I’m lucky to have some amazing people in my life. My parents have been understanding and reassuring throughout everything. Most of my friends have been the same way. I’ve spent several 3 ams on the phone with my dad, mom, or friends just letting my thoughts out. For that, I will be forever grateful. I could never forget that.
The weirdest part about the negative connotations surrounding depression is that so many Americans experience mental illness at least once in their lives. The CDC says that 1 in 10 Americans report they've experienced depression on some level. That’s just the people who actually report it.
The Anxiety and Depression Association of America reports that anxiety disorders affect 40 million people in America. Now tell me why—after we've seen statistic after statistic that these mood disorders are so common—we’re still weird when it comes to talking about mental illness?

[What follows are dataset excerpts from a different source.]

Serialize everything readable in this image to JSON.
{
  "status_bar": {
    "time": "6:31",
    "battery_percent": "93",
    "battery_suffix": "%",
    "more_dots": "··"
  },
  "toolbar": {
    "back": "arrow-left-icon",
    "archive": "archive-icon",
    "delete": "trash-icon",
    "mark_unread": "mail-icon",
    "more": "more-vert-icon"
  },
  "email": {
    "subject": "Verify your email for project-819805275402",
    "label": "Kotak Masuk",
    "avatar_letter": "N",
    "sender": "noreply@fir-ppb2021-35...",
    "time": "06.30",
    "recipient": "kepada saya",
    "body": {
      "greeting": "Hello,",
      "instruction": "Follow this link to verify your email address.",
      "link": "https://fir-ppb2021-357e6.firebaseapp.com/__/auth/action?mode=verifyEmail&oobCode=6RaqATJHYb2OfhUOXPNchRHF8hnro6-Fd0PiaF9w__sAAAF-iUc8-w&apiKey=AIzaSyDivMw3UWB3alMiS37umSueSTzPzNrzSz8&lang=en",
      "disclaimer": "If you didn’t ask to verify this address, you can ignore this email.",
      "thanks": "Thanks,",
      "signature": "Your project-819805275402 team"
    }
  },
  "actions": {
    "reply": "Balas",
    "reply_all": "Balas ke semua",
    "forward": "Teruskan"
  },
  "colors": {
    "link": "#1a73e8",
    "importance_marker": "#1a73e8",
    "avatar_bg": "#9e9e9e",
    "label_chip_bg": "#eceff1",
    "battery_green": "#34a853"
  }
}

For the people like Gene Simmons who obviously do not take depression seriously, I sincerely hope you never experience the kind of despair that comes with that illness. I hope no one in your family is ever affected by it. Statistically, they will be, or are already suffering from it.
Bottom line: Depression is bad enough without making people feel like shit for having it. Try to be kind. Support them. Love them. Remind them that they’re never alone. It could really mean the difference between life and death.